The Apron: An Historic Woman's Innovation
The most effective innovations are based on "need." One of my favorite truisms is Necessity is the mother of invention. And it is interesting that in today's world, women are most often overlooked in the world of innovation. I think that is because women are so creative in dealing with the many little needs that arise in the messy world of relationships and family that they don't think of their achievements as innovations or inventions. They just cope.
One such traditional woman's innovation is the apron. I was sent the following story about women's aprons by my sister and it brought up many memories of how our mother, a farm wife made great use of her aprons, and designed many variations to satisfy changing needs. The apron has truly been a changing and powerful innovation for women who ran a household, gardened, fixed and farmed.
I hope this little story brings you good memories...and heightened inspiration to value the innovations of women!
The principle use of Grandma's apron was to protect the dress underneath,
but along with that, it served as a holder for removing hot pans from the
oven; it was wonderful for drying children's tears, and on occasion was even
used for cleaning out dirty ears.
From the chicken coop the apron was used for carrying eggs, fussy chicks,
and sometimes half-hatched eggs to be finished in the warming oven.

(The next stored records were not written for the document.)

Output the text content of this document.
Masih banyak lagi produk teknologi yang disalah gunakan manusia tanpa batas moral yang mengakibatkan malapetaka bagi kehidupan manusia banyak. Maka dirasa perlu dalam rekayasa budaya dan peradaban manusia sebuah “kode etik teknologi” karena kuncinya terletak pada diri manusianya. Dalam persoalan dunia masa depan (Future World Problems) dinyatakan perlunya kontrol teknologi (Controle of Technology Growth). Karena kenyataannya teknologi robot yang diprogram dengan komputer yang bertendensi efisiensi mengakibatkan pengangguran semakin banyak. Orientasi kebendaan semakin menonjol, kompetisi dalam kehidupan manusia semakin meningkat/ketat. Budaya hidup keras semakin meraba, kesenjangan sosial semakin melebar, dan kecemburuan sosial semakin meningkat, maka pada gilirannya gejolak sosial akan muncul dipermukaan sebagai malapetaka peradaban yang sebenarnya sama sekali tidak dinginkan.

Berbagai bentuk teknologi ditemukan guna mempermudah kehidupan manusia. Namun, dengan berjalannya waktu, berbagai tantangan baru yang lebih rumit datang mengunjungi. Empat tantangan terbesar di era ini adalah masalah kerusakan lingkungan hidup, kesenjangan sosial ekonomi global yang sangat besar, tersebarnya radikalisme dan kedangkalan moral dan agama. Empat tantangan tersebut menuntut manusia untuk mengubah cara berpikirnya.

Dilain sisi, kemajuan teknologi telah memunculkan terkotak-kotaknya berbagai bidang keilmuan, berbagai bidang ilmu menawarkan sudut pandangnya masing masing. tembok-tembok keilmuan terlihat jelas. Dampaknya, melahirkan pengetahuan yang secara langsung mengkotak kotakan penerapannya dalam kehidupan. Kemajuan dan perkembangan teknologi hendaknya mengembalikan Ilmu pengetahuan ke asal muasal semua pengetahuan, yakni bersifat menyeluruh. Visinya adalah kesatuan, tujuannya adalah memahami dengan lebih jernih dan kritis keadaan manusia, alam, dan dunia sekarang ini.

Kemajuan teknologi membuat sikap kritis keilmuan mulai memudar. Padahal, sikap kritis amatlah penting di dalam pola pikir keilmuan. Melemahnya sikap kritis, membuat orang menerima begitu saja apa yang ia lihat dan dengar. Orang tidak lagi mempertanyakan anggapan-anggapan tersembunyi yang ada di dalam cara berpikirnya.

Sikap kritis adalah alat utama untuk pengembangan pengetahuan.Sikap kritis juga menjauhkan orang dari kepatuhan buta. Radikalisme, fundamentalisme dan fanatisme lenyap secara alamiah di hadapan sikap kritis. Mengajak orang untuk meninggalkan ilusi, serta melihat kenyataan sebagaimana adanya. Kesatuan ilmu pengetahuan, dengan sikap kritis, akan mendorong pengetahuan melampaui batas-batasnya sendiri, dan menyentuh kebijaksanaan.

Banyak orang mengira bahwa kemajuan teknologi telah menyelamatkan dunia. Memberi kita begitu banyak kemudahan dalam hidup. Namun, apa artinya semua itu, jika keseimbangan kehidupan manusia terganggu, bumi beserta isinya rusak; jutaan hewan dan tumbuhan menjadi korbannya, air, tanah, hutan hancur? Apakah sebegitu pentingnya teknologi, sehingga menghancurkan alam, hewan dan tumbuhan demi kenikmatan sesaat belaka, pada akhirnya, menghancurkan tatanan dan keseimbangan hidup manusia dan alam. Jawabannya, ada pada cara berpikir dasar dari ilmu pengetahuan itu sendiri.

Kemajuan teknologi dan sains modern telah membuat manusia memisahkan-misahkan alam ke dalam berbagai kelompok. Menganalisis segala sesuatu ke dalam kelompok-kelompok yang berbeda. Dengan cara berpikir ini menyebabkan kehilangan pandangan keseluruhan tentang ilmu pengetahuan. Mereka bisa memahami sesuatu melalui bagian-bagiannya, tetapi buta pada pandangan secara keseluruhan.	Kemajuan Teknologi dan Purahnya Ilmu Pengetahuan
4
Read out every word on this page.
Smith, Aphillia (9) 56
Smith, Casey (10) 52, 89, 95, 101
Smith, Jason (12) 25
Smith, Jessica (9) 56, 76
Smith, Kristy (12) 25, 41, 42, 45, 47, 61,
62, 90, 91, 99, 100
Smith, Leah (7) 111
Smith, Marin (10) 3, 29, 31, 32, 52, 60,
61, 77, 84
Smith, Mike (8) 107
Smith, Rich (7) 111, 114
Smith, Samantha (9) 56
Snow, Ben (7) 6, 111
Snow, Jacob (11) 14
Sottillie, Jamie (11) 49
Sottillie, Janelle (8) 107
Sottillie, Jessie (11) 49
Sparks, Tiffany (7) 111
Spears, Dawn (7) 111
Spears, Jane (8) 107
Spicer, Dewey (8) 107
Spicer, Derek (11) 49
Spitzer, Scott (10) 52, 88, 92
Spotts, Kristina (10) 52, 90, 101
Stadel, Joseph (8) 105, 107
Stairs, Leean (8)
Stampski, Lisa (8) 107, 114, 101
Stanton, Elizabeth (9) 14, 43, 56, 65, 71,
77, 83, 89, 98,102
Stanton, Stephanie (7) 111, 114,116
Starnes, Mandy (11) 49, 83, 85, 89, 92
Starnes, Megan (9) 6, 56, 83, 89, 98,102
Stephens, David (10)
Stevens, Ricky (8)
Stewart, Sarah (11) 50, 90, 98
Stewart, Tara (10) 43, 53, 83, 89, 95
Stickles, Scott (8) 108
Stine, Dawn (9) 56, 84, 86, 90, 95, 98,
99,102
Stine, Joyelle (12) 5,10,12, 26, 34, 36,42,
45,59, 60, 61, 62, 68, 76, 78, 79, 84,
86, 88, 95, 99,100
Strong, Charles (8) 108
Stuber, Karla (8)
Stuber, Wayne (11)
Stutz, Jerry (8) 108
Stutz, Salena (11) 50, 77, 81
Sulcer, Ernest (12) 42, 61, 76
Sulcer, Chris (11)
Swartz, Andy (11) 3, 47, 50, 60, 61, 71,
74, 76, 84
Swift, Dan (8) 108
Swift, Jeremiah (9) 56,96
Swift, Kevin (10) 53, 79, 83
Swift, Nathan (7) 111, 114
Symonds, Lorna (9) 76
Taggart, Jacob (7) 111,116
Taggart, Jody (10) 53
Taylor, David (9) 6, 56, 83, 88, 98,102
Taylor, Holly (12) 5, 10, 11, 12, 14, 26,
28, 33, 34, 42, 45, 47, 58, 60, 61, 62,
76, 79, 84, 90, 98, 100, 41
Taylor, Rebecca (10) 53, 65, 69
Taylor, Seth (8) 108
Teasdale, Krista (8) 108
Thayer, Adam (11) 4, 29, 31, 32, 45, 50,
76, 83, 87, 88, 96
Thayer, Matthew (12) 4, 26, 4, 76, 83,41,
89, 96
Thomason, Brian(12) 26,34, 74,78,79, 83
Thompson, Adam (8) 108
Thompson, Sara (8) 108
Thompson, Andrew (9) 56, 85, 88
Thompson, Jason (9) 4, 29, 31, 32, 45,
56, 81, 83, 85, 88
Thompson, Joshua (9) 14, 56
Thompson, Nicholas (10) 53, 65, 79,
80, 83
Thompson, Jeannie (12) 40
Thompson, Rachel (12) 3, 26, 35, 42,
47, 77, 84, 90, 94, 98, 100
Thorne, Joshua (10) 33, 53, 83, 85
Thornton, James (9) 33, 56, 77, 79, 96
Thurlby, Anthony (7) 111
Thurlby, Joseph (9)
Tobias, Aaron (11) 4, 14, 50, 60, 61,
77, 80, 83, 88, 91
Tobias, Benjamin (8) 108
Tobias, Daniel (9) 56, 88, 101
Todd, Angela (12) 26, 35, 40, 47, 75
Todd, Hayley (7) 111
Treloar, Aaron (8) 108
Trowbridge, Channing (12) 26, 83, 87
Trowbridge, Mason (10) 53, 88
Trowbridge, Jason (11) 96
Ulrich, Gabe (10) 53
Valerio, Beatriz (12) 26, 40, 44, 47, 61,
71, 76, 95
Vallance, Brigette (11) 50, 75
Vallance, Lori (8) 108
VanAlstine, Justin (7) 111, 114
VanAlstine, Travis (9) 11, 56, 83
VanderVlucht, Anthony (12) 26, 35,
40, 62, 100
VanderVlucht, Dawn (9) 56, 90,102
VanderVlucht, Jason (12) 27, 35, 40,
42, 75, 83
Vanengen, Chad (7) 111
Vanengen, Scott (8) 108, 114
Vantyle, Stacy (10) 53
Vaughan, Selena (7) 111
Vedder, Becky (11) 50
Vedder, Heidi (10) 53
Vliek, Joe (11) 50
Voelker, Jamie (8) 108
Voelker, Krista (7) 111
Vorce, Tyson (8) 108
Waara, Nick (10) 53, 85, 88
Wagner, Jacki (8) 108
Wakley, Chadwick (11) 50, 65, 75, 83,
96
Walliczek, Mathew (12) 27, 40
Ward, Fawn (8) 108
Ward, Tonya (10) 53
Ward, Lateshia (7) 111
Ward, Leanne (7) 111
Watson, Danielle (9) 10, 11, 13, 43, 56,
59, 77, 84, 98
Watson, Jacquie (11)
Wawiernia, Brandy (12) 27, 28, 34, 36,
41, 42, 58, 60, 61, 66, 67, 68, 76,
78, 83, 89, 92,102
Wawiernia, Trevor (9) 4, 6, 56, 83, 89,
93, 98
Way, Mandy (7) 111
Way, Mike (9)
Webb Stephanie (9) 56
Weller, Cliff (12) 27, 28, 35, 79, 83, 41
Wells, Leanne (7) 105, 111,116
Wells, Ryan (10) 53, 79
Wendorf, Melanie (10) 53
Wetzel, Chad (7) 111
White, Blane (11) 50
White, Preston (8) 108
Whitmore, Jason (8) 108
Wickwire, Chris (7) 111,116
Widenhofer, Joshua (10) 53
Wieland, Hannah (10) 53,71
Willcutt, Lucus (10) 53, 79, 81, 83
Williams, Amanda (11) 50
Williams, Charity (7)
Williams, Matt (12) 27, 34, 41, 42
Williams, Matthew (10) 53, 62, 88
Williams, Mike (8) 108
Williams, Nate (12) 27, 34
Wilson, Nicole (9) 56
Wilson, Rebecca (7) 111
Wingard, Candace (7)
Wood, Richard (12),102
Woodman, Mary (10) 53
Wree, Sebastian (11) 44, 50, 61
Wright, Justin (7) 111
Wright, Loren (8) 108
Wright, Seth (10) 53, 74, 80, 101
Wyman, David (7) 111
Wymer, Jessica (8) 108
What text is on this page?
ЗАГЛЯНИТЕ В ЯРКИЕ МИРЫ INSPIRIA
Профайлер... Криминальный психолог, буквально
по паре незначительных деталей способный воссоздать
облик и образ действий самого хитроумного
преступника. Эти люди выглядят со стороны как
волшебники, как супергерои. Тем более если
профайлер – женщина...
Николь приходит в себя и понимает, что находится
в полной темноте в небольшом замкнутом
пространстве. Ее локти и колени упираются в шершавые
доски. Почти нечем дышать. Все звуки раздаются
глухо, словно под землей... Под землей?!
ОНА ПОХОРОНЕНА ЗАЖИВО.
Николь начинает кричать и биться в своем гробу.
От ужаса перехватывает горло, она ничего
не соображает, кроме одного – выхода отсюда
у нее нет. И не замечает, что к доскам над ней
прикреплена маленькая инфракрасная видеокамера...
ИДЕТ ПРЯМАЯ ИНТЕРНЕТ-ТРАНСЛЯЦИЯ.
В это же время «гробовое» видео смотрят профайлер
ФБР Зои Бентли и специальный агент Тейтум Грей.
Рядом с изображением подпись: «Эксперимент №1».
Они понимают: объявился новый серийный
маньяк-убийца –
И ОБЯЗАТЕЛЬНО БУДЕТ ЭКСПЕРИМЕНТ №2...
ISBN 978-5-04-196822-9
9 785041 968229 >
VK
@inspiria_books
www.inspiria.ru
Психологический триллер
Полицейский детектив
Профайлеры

When company came those old aprons were ideal hiding places for shy
kids; and when the weather was cold, grandma wrapped it around her arms.
Those big old aprons wiped many a perspiring brow, bent over the hot wood
stove. Chips and kindling-wood were brought into the kitchen in that apron.
From the garden it carried all sorts of vegetables. After the peas had been
shelled it carried out the hulls.
In the fall it was used to bring in apples that had fallen from the
trees. When unexpected company drove up the road, it was surprising how
much furniture that old apron could dust in a matter of seconds.
When dinner was ready, Grandma walked out on the porch and waved her
apron, and the men knew it was time to come in from the fields for dinner.
It will be a long time before anyone invents something that will replace
that old-time apron that served so many purposes.